# Solved: Windows 7 Freezes (Desktop/Taskbar)



## Zortrox

I have windows 7 and it has been working ever since I got it (about 1 month ago). Now though, it booted up correctly and everything seemed fine, but when I went to open another program from the super-bar (taskbar), nothing was clickable. I tried to open it from the desktop, but nothing there was clickable either. Not even the gadgets. I hit CTRL-ALT-DEL and went to Task Manager, but that wouldn't start either. The only things that weren't frozen were the programs I had open at the time (Firefox and Digsby). I have an ASUS U50V laptop with 4 GB of DDR2 RAM, a Nvidia GeForce G105 M graphics card, and and Intel processor. I would post more information, but as for the moment, my task bar has frozen. I read some other posts, but those didn't help much. I updated my Nvidia driver, but that didn't help either. I also read that I could underclock my processor, but I couldn't figure out how in the BIOS menu.

I have done an automatic software update and from then on it has been screwy.

Please, if you can help, that would be greatly appreciated. I would like either solution to fix this problem or just to back up my registry (only for installed programs) so I can reinstall Windows 7. Also, any information on what programs and add-ons are installed so I can re-download them would be helpful. I have put most of my programs on my second partition so that's why I only need to know how to back up the program files registry. Thanks!

EDIT:
Another thing that I just remembered that might be helpful is that when I go to turn my computer off (CTRL-ALT-DEL menu that comes up you can select Shut Down), everything comes back to active for a split second before the shut-down process starts and it logs off. If the menu comes up saying "These programs have not stopped yet" or whatever it says, I can click cancel and everything comes back to full functionality until 2-5 minutes later it freezes again. I can also log off and log back on and it unfreezes as well (until 2-5 minutes...etc.). Hope this new information helps as well!

EDIT 2:
I have also just found out that if i choose "Switch User" from the CTRL-ALT-DEL menu it unfreezes for 2-5 minutes as well.


----------



## mumair

Please reinstall OS


----------



## Zortrox

@ mumair

 Reinstalling the OS is one of my options that I want to do! It's in the post! If I do reinstall though, I need to know how to export my registry so I don't have to reinstall 100+ programs! If you have any more information though, that would be helpful.


----------



## Frank4d

Exporting the registry and then restoring it won't preserve your programs; you will have to reinstall them if you go this route.

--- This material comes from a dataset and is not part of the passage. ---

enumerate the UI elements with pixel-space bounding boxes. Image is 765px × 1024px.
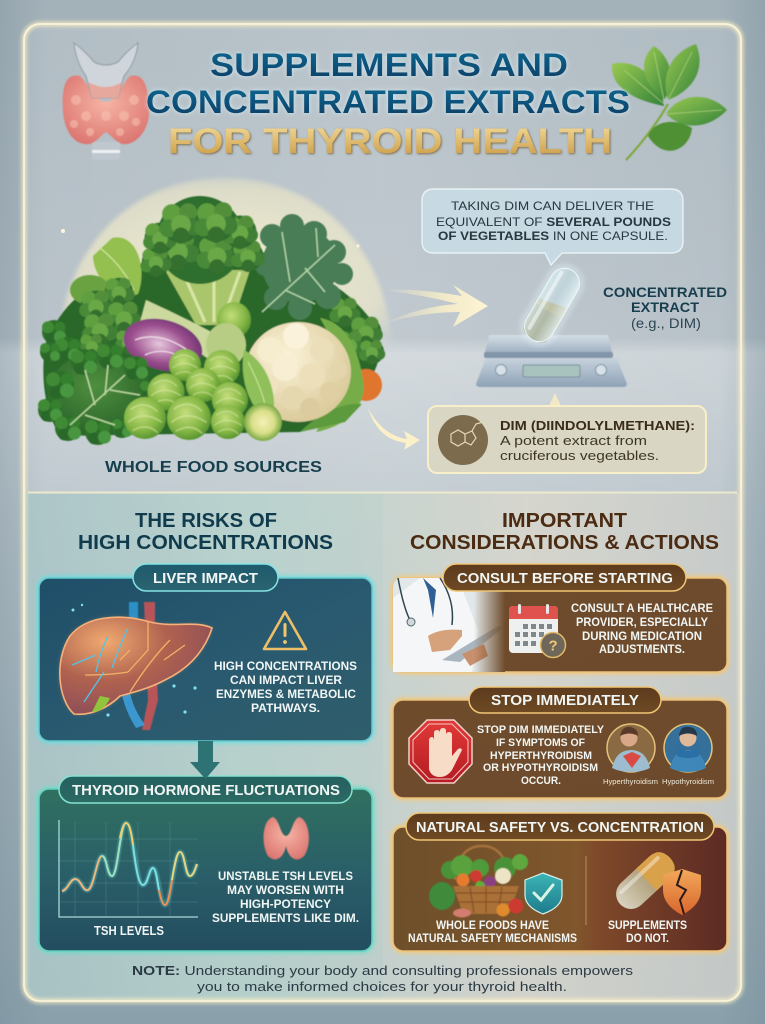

Have you tried starting Windows 7 in Safe Mode ( press F8 before Windows boots) and then do a System Restore to before the problem began?


----------



## Zortrox

I fixed this by myself. Thank you everyone for the answers though! All I did was uninstall a program called RelevantKnowledge that I had never installed. I think it was a secondary program or some sort of other something... But it's fixed!


----------



## eamonn40

sounds like you have something simple like such as slowing down your computer, before i would get too technical i would check up your start up menu and see how many programes are starting up and running. next i find running a spyware might help but often if you are downloading and then deleting programes it leaves a lot of stuff behind that builds up and unless you want to spend a life time going through your c drive deleting stuff then you are better of going back to factory settings. i fear with 4 ram you should be flying, could be virus, malware, hope your updating your patches from windows


----------